The NCAA University Division was a historic subdivision of the National Collegiate Athletic Association (NCAA) consisting of member schools competing at the highest level of college sports. The University Division was first established as a basis for determining eligibility to participate in the 1957 NCAA University Division basketball tournament. It was replaced in 1973 with the creation of NCAA Division I.

==Origin==
The University Division began for purposes of college basketball. In August 1956, NCAA executive director Walter Byers announced that, starting in 1957, the NCAA would hold separate basketball tournaments for major schools and smaller colleges. Approximately 156 major schools competing in the "University Division" would compete for 24 spots in the University Division tournament, while 285 smaller schools in the "College Division" would compete for 32 spots in a separate tournament.
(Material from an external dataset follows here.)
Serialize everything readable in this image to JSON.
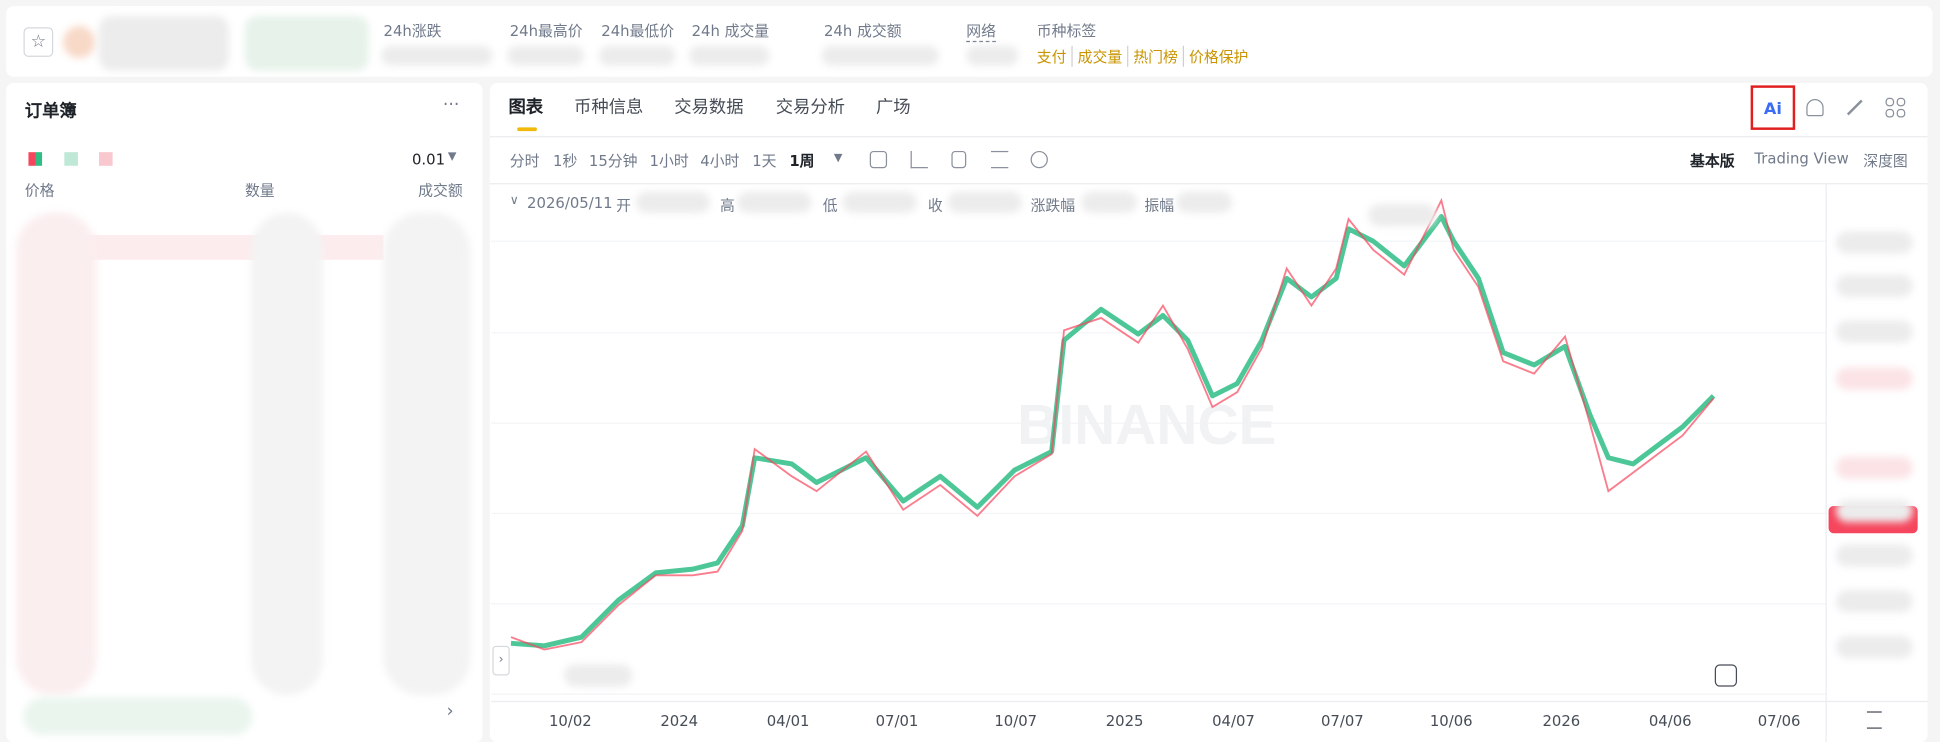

From its inception, the University Division included all member schools in NCAA-allied conferences, and champions of those conferences automatically qualified to participate in the NCAA University Division basketball tournament. The original allied conferences were:

- Atlantic Coast Conference
- Big Seven Conference
- Big Ten Conference
- Border Conference
- Ivy League
- Metropolitan New York Conference
- Mid-American Conference
- Missouri Valley Conference
- Mountain States Conference
- Ohio Valley Conference
- Pacific Coast Conference
- Southeastern Conference
- Southern Conference
- Southwest Conference
- West Coast Athletic Conference

The first separate "University Division" basketball tournament was held in March 1957.
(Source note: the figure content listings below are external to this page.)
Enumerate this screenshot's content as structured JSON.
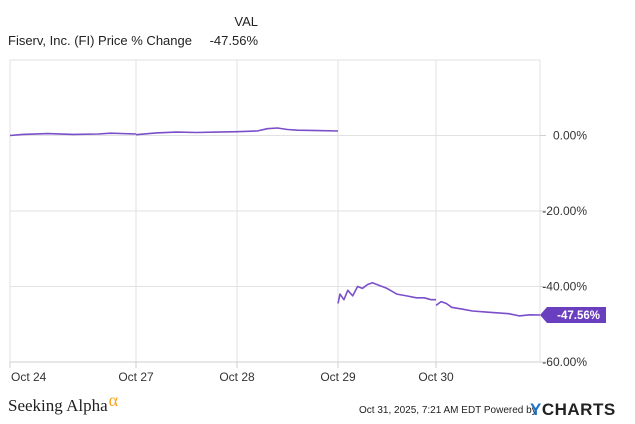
{
  "legend": {
    "header": "VAL",
    "series_name": "Fiserv, Inc. (FI) Price % Change",
    "series_value": "-47.56%"
  },
  "footer": {
    "brand": "Seeking Alpha",
    "brand_symbol": "α",
    "timestamp": "Oct 31, 2025, 7:21 AM EDT Powered by",
    "ycharts_y": "Y",
    "ycharts_rest": "CHARTS"
  },
  "colors": {
    "line": "#7b4fc9",
    "badge": "#6a3fbf",
    "grid": "#e2e2e2",
    "alpha": "#f5a623",
    "ycharts_blue": "#1a73c9"
  },
  "chart_data": {
    "type": "line",
    "title": "",
    "xlabel": "",
    "ylabel": "",
    "x_ticks": [
      "Oct 24",
      "Oct 27",
      "Oct 28",
      "Oct 29",
      "Oct 30"
    ],
    "y_ticks": [
      "0.00%",
      "-20.00%",
      "-40.00%",
      "-60.00%"
    ],
    "y_tick_values": [
      0,
      -20,
      -40,
      -60
    ],
    "ylim": [
      -60,
      20
    ],
    "grid": true,
    "last_value_label": "-47.56%",
    "series": [
      {
        "name": "Fiserv, Inc. (FI) Price % Change",
        "segments": [
          [
            [
              0.0,
              0.0
            ],
            [
              0.1,
              0.3
            ],
            [
              0.3,
              0.5
            ],
            [
              0.5,
              0.3
            ],
            [
              0.7,
              0.4
            ],
            [
              0.8,
              0.6
            ],
            [
              1.0,
              0.4
            ]
          ],
          [
            [
              1.0,
              0.2
            ],
            [
              1.2,
              0.7
            ],
            [
              1.4,
              0.9
            ],
            [
              1.6,
              0.8
            ],
            [
              1.8,
              0.9
            ],
            [
              2.0,
              1.0
            ],
            [
              2.2,
              1.2
            ],
            [
              2.3,
              1.8
            ],
            [
              2.4,
              2.0
            ],
            [
              2.5,
              1.6
            ],
            [
              2.6,
              1.4
            ],
            [
              2.8,
              1.3
            ],
            [
              3.0,
              1.2
            ]
          ],
          [
            [
              3.0,
              -44.5
            ],
            [
              3.02,
              -42.0
            ],
            [
              3.06,
              -43.5
            ],
            [
              3.1,
              -41.0
            ],
            [
              3.15,
              -42.5
            ],
            [
              3.2,
              -40.0
            ],
            [
              3.25,
              -40.5
            ],
            [
              3.3,
              -39.5
            ],
            [
              3.35,
              -39.0
            ],
            [
              3.4,
              -39.5
            ],
            [
              3.5,
              -40.5
            ],
            [
              3.6,
              -42.0
            ],
            [
              3.7,
              -42.5
            ],
            [
              3.8,
              -43.0
            ],
            [
              3.88,
              -43.0
            ],
            [
              3.95,
              -43.5
            ],
            [
              4.0,
              -43.5
            ]
          ],
          [
            [
              4.0,
              -45.0
            ],
            [
              4.05,
              -44.0
            ],
            [
              4.1,
              -44.5
            ],
            [
              4.15,
              -45.5
            ],
            [
              4.25,
              -46.0
            ],
            [
              4.35,
              -46.5
            ],
            [
              4.5,
              -46.8
            ],
            [
              4.6,
              -47.0
            ],
            [
              4.7,
              -47.2
            ],
            [
              4.8,
              -47.8
            ],
            [
              4.9,
              -47.5
            ],
            [
              5.0,
              -47.56
            ]
          ]
        ]
      }
    ]
  }
}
By December 1957, the ranks of the University Division expanded to 179 universities and colleges.

==Extension to football==
While the University Division was initially created as a basis for determining eligibility for the basketball tournament, the concept was extended to college football as well. As of 1962, 140 college football teams were recognized as being part of the "University Division" for purposes of football, while another 370 schools were in the "College Division". In 1963, the NCAA began holding regional football championships within the College Division. At that time, 120 of the 419 NCAA football programs were classified as being part of the University Division.
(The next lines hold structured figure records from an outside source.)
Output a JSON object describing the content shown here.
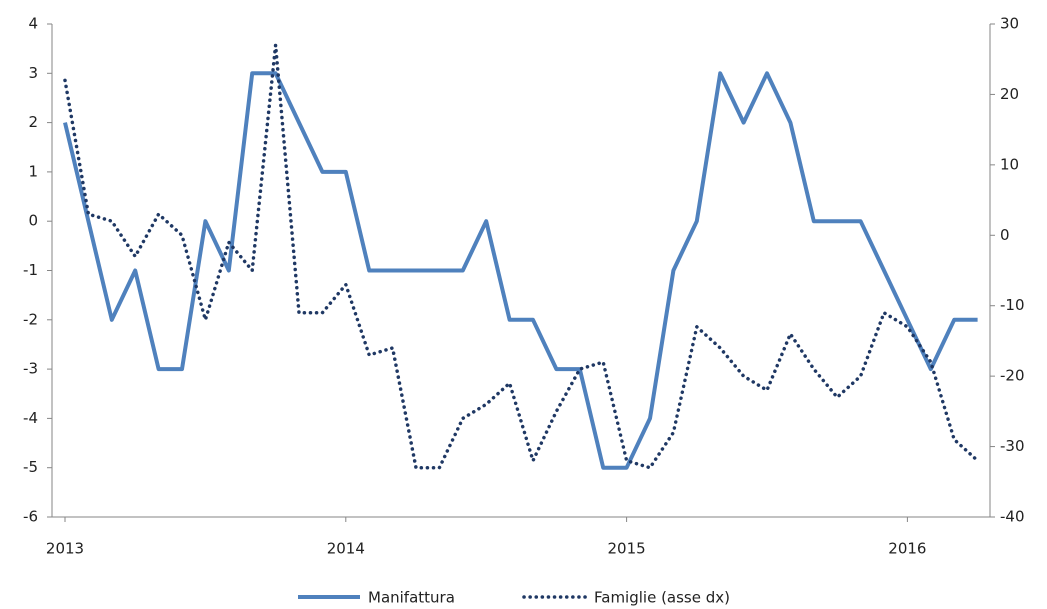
{
  "chart_data": {
    "type": "line",
    "categories": [
      "2013",
      null,
      null,
      null,
      null,
      null,
      null,
      null,
      null,
      null,
      null,
      null,
      "2014",
      null,
      null,
      null,
      null,
      null,
      null,
      null,
      null,
      null,
      null,
      null,
      "2015",
      null,
      null,
      null,
      null,
      null,
      null,
      null,
      null,
      null,
      null,
      null,
      "2016",
      null,
      null,
      null
    ],
    "series": [
      {
        "name": "Manifattura",
        "color": "#4f81bd",
        "style": "solid",
        "values": [
          2,
          0,
          -2,
          -1,
          -3,
          -3,
          0,
          -1,
          3,
          3,
          2,
          1,
          1,
          -1,
          -1,
          -1,
          -1,
          -1,
          0,
          -2,
          -2,
          -3,
          -3,
          -5,
          -5,
          -4,
          -1,
          0,
          3,
          2,
          3,
          2,
          0,
          0,
          0,
          -1,
          -2,
          -3,
          -2,
          -2
        ]
      },
      {
        "name": "Famiglie (asse dx)",
        "color": "#1f3864",
        "style": "dotted",
        "axis": "y2",
        "values": [
          22,
          3,
          2,
          -3,
          3,
          0,
          -12,
          -1,
          -5,
          27,
          -11,
          -11,
          -7,
          -17,
          -16,
          -33,
          -33,
          -26,
          -24,
          -21,
          -32,
          -25,
          -19,
          -18,
          -32,
          -33,
          -28,
          -13,
          -16,
          -20,
          -22,
          -14,
          -19,
          -23,
          -20,
          -11,
          -13,
          -18,
          -29,
          -32
        ]
      }
    ],
    "ylim": [
      -6,
      4
    ],
    "yticks": [
      -6,
      -5,
      -4,
      -3,
      -2,
      -1,
      0,
      1,
      2,
      3,
      4
    ],
    "y2lim": [
      -40,
      30
    ],
    "y2ticks": [
      -40,
      -30,
      -20,
      -10,
      0,
      10,
      20,
      30
    ],
    "grid": false,
    "legend": "bottom"
  }
}
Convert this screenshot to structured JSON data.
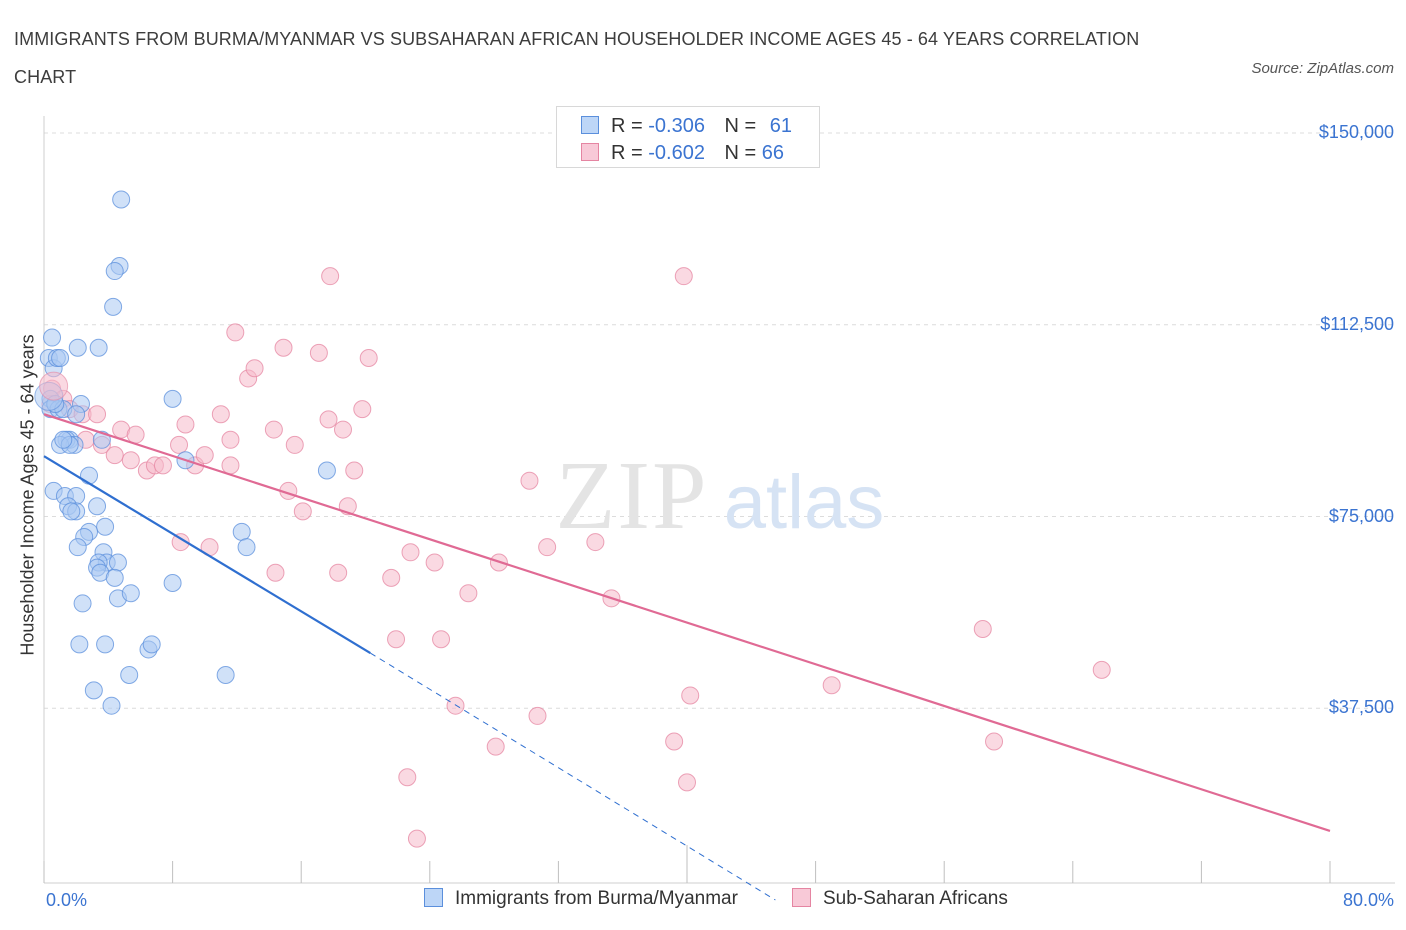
{
  "header": {
    "title": "IMMIGRANTS FROM BURMA/MYANMAR VS SUBSAHARAN AFRICAN HOUSEHOLDER INCOME AGES 45 - 64 YEARS CORRELATION CHART",
    "source": "Source: ZipAtlas.com"
  },
  "legend_top": {
    "rows": [
      {
        "r_label": "R =",
        "r_value": "-0.306",
        "n_label": "N =",
        "n_value": "61"
      },
      {
        "r_label": "R =",
        "r_value": "-0.602",
        "n_label": "N =",
        "n_value": "66"
      }
    ]
  },
  "legend_bottom": {
    "items": [
      "Immigrants from Burma/Myanmar",
      "Sub-Saharan Africans"
    ]
  },
  "axes": {
    "x_min_label": "0.0%",
    "x_max_label": "80.0%",
    "y_title": "Householder Income Ages 45 - 64 years",
    "y_ticks": [
      "$150,000",
      "$112,500",
      "$75,000",
      "$37,500"
    ]
  },
  "watermark": {
    "zip": "ZIP",
    "atlas": "atlas"
  },
  "colors": {
    "blue_fill": "#a9c8f2",
    "blue_stroke": "#5b8fdc",
    "blue_line": "#2f6fd0",
    "pink_fill": "#f5b9ca",
    "pink_stroke": "#e585a2",
    "pink_line": "#e06a94",
    "grid": "#dcdcdc",
    "axis_text": "#3b74d1"
  },
  "chart_data": {
    "type": "scatter",
    "title": "IMMIGRANTS FROM BURMA/MYANMAR VS SUBSAHARAN AFRICAN HOUSEHOLDER INCOME AGES 45 - 64 YEARS CORRELATION CHART",
    "xlabel": "",
    "ylabel": "Householder Income Ages 45 - 64 years",
    "xlim": [
      0,
      80
    ],
    "ylim": [
      0,
      150000
    ],
    "y_ticks": [
      37500,
      75000,
      112500,
      150000
    ],
    "grid": true,
    "legend_position": "bottom",
    "series": [
      {
        "name": "Immigrants from Burma/Myanmar",
        "r": -0.306,
        "n": 61,
        "trend": {
          "x": [
            0,
            20.3
          ],
          "y": [
            86800,
            48300
          ],
          "dashed_extension_to": [
            45.5,
            0
          ]
        },
        "points": [
          [
            0.3,
            106000
          ],
          [
            0.5,
            110000
          ],
          [
            0.4,
            98000
          ],
          [
            0.6,
            104000
          ],
          [
            0.8,
            106000
          ],
          [
            1.0,
            106000
          ],
          [
            0.4,
            96000
          ],
          [
            0.9,
            96000
          ],
          [
            1.2,
            96000
          ],
          [
            1.6,
            90000
          ],
          [
            1.4,
            90000
          ],
          [
            1.9,
            89000
          ],
          [
            2.3,
            97000
          ],
          [
            3.6,
            90000
          ],
          [
            1.0,
            89000
          ],
          [
            1.6,
            89000
          ],
          [
            3.4,
            108000
          ],
          [
            2.1,
            108000
          ],
          [
            4.7,
            124000
          ],
          [
            4.4,
            123000
          ],
          [
            4.3,
            116000
          ],
          [
            4.8,
            137000
          ],
          [
            0.6,
            80000
          ],
          [
            1.3,
            79000
          ],
          [
            2.0,
            79000
          ],
          [
            1.5,
            77000
          ],
          [
            2.0,
            76000
          ],
          [
            1.7,
            76000
          ],
          [
            3.3,
            77000
          ],
          [
            2.8,
            83000
          ],
          [
            3.8,
            73000
          ],
          [
            2.8,
            72000
          ],
          [
            2.5,
            71000
          ],
          [
            2.1,
            69000
          ],
          [
            3.7,
            68000
          ],
          [
            3.9,
            66000
          ],
          [
            3.4,
            66000
          ],
          [
            3.3,
            65000
          ],
          [
            4.6,
            66000
          ],
          [
            3.5,
            64000
          ],
          [
            4.4,
            63000
          ],
          [
            4.6,
            59000
          ],
          [
            5.4,
            60000
          ],
          [
            2.4,
            58000
          ],
          [
            2.2,
            50000
          ],
          [
            3.8,
            50000
          ],
          [
            6.5,
            49000
          ],
          [
            6.7,
            50000
          ],
          [
            3.1,
            41000
          ],
          [
            4.2,
            38000
          ],
          [
            5.3,
            44000
          ],
          [
            11.3,
            44000
          ],
          [
            8.0,
            98000
          ],
          [
            8.8,
            86000
          ],
          [
            8.0,
            62000
          ],
          [
            12.3,
            72000
          ],
          [
            12.6,
            69000
          ],
          [
            17.6,
            84000
          ],
          [
            0.7,
            97000
          ],
          [
            1.2,
            90000
          ],
          [
            2.0,
            95000
          ]
        ]
      },
      {
        "name": "Sub-Saharan Africans",
        "r": -0.602,
        "n": 66,
        "trend": {
          "x": [
            0,
            80
          ],
          "y": [
            95000,
            13500
          ]
        },
        "points": [
          [
            0.5,
            100000
          ],
          [
            1.2,
            98000
          ],
          [
            1.6,
            96000
          ],
          [
            2.4,
            95000
          ],
          [
            3.3,
            95000
          ],
          [
            4.8,
            92000
          ],
          [
            5.7,
            91000
          ],
          [
            2.6,
            90000
          ],
          [
            3.6,
            89000
          ],
          [
            5.4,
            86000
          ],
          [
            6.4,
            84000
          ],
          [
            6.9,
            85000
          ],
          [
            4.4,
            87000
          ],
          [
            7.4,
            85000
          ],
          [
            9.4,
            85000
          ],
          [
            8.4,
            89000
          ],
          [
            10.0,
            87000
          ],
          [
            11.6,
            85000
          ],
          [
            11.0,
            95000
          ],
          [
            11.6,
            90000
          ],
          [
            8.8,
            93000
          ],
          [
            14.3,
            92000
          ],
          [
            15.6,
            89000
          ],
          [
            17.7,
            94000
          ],
          [
            18.6,
            92000
          ],
          [
            19.8,
            96000
          ],
          [
            11.9,
            111000
          ],
          [
            12.7,
            102000
          ],
          [
            13.1,
            104000
          ],
          [
            14.9,
            108000
          ],
          [
            17.1,
            107000
          ],
          [
            17.8,
            122000
          ],
          [
            20.2,
            106000
          ],
          [
            16.1,
            76000
          ],
          [
            15.2,
            80000
          ],
          [
            18.9,
            77000
          ],
          [
            19.3,
            84000
          ],
          [
            8.5,
            70000
          ],
          [
            10.3,
            69000
          ],
          [
            14.4,
            64000
          ],
          [
            18.3,
            64000
          ],
          [
            21.6,
            63000
          ],
          [
            22.8,
            68000
          ],
          [
            24.3,
            66000
          ],
          [
            26.4,
            60000
          ],
          [
            28.3,
            66000
          ],
          [
            30.2,
            82000
          ],
          [
            31.3,
            69000
          ],
          [
            34.3,
            70000
          ],
          [
            35.3,
            59000
          ],
          [
            21.9,
            51000
          ],
          [
            24.7,
            51000
          ],
          [
            25.6,
            38000
          ],
          [
            28.1,
            30000
          ],
          [
            30.7,
            36000
          ],
          [
            22.6,
            24000
          ],
          [
            23.2,
            12000
          ],
          [
            40.2,
            40000
          ],
          [
            39.2,
            31000
          ],
          [
            40.0,
            23000
          ],
          [
            39.8,
            122000
          ],
          [
            49.0,
            42000
          ],
          [
            58.4,
            53000
          ],
          [
            59.1,
            31000
          ],
          [
            65.8,
            45000
          ],
          [
            0.4,
            97000
          ]
        ]
      }
    ]
  }
}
Classification into the University Division for purposes of basketball was broader and included more schools than for purposes of football. For purposes of football, and unlike basketball, classification into the University Division was not automatic based on conference membership.

===Changes in status===
For purposes of football, the ranks of the University Division evolved from year to year. Promotion of football programs to the University Division Annual was determined in earlier years by members of the American Football Writers Association, and in later years by an NCAA sanctioning committee. Annual changes in the University Division football membership include the following:

- 1962: Buffalo, Kent State, and Marshall were promoted to the University Division. There were 140 teams playing football in the University Division.
- 1963: Out of 419 NCAA member schools, only 120 football programs were part of the University Division.
- 1967: Idaho and Pacific (CA) were involuntarily dropped to the College Division; both were elevated two years later.
- 1968: Ball State was elevated to the University Division.
- 1969: Northern Illinois and San Diego State were admitted to the University Division, while Idaho and Pacific (CA) returned after two years in the College Division. The promotions increased the University Division to 118 teams for football.
- 1970: The University Division remained stable at 118 teams. The NCAA Football Statistics and Classification Committee recommended that a College Division team not be elevated unless it includes at least five major-college opponents on its upcoming season schedule.
- 1971: Temple and Texas–Arlington were elevated to the University Division.
- 1972: Long Beach State and Tampa were elevated to the University Division.